Closeness centrality looked at the average distance between one character and all the others. Lower closeness values mean a character is more important.

Finally, betweenness centrality looked at "how frequently that vertex lies on short paths between other pairs of vertices." In essence, how often was one person a relayer of information to another, or a "broker of information" through which "efficient communication" passes through. "Such connectors have the potential to be highly influential by inserting themselves into the dealings of other parties," they note.

Betweenness centrality is the only of the six measures that Tyrion does not win. Jon Snow is the top spot in that category, followed by Robert Baratheon and Tyrion in third.

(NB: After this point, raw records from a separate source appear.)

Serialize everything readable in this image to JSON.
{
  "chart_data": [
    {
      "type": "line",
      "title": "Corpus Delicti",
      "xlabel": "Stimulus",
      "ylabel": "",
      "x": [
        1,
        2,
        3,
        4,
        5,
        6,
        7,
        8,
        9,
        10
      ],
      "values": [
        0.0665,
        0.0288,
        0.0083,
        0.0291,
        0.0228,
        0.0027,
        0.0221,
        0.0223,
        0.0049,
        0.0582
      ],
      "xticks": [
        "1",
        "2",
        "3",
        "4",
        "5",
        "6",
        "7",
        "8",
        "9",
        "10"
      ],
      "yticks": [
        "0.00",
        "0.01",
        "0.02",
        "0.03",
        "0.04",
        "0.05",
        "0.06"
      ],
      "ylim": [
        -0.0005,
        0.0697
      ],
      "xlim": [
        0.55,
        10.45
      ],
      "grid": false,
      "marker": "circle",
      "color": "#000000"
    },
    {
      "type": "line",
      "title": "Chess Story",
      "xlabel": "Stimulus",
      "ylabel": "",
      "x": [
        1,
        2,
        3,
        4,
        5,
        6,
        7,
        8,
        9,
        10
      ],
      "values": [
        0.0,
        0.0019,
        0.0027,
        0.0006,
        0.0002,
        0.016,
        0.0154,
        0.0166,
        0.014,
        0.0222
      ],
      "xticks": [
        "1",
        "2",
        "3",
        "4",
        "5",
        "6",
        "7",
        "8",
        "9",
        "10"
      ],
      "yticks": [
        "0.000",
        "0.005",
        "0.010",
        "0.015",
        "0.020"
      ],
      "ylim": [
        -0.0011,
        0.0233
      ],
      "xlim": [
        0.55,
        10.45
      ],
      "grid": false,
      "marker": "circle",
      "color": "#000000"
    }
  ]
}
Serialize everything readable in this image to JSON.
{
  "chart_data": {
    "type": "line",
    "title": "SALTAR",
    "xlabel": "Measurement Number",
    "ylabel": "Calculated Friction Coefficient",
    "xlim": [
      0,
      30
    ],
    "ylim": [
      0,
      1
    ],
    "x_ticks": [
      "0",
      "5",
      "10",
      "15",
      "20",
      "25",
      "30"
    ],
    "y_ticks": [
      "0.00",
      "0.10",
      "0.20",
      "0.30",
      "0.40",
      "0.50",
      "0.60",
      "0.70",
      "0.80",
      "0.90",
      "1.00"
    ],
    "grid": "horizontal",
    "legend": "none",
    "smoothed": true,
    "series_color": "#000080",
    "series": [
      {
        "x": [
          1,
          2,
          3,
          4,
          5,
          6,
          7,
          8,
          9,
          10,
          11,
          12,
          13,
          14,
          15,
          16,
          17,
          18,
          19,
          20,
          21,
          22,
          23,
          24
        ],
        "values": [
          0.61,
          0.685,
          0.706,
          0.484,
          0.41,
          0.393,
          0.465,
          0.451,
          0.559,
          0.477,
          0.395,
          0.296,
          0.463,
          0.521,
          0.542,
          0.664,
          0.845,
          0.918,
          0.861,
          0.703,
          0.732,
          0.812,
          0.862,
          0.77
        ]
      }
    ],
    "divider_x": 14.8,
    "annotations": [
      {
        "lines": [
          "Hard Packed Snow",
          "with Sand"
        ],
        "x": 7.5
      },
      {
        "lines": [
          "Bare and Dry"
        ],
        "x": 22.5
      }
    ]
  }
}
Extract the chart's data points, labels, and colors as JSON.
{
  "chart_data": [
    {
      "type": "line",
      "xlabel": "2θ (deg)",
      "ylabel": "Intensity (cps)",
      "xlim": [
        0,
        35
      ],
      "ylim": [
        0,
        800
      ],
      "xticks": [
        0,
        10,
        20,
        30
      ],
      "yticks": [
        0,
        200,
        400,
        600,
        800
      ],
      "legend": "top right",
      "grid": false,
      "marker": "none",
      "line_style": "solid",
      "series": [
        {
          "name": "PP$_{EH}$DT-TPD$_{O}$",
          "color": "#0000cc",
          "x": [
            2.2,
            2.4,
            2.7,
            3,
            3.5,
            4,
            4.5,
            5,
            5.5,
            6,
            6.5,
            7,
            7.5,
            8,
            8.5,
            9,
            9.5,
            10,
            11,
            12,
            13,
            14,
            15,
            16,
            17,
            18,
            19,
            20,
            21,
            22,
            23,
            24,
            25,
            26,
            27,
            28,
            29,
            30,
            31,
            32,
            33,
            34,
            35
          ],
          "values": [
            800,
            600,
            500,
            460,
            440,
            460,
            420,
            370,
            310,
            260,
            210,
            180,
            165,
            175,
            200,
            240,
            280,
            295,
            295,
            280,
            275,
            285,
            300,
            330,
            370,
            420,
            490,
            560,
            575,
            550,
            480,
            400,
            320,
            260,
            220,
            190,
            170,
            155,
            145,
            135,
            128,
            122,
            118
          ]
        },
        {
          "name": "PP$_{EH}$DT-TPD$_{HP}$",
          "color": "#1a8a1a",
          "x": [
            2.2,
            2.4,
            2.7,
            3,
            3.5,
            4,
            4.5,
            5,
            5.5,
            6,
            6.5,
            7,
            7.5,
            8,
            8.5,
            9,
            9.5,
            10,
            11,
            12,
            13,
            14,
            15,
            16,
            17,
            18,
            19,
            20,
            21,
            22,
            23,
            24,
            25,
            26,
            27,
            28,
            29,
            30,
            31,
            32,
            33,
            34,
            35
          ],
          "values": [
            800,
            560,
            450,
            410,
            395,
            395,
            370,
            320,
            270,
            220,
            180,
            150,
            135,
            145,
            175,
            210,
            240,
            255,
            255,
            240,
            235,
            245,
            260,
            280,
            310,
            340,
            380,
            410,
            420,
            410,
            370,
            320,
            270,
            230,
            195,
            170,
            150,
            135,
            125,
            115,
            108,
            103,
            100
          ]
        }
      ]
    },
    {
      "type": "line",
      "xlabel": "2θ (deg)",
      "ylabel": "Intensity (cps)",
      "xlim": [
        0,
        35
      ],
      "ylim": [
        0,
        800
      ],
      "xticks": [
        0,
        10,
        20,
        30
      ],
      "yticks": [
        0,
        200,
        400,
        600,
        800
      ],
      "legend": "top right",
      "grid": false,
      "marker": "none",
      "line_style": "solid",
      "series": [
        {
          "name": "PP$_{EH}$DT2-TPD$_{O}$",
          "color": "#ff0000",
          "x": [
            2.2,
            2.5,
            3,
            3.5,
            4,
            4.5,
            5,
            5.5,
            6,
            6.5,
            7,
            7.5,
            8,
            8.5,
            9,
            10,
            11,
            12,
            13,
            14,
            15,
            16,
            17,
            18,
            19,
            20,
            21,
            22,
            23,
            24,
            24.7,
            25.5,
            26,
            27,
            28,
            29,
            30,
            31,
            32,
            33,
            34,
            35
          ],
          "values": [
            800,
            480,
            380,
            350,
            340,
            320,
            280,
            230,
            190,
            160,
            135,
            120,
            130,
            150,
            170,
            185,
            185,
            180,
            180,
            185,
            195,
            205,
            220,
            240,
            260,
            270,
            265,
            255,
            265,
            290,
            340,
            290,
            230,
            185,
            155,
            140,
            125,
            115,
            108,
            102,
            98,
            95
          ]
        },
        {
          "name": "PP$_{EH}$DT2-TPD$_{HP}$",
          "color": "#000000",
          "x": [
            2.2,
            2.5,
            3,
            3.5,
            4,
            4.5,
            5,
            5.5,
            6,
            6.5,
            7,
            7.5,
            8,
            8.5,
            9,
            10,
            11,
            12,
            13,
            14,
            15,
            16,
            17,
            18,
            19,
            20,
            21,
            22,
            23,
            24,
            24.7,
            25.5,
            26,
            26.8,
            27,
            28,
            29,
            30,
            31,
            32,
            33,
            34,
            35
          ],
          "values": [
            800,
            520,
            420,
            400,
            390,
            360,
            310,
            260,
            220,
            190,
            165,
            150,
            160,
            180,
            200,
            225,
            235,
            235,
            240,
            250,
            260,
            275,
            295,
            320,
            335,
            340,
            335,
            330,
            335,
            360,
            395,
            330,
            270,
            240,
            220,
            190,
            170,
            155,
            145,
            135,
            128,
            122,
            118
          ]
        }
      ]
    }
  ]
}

They point to three characters who stand out in the analysis as a whole: Tyrion, Jon and Sansa Stark. Sansa, though often considered one of the weaker characters, is important because "other players are aware of her value as a Stark heir and they repeatedly use her as a pawn in their plays for power. If she can develop her cunning, then she can capitalize on her network importance to dramatic effect."

So, why does this matter? It's a demonstration of the potential of the science, the researchers say. And it has big implications for national security.

Translate this analysis to terrorist networks. National security agencies like the NSA work to follow the communications between suspected terrorists. Those most important characters — or nodes, "they're the ones who in a terrorist network, if you take them out, it causes significant damage to the network," Devlin says.

"The reason the NSA, and now the FBI, want to dragnet information about everybody, is the bigger the network is that you perform it on, the more accurate the results you're going to get," he says. "Things surface that would be otherwise lost in the sea of communications."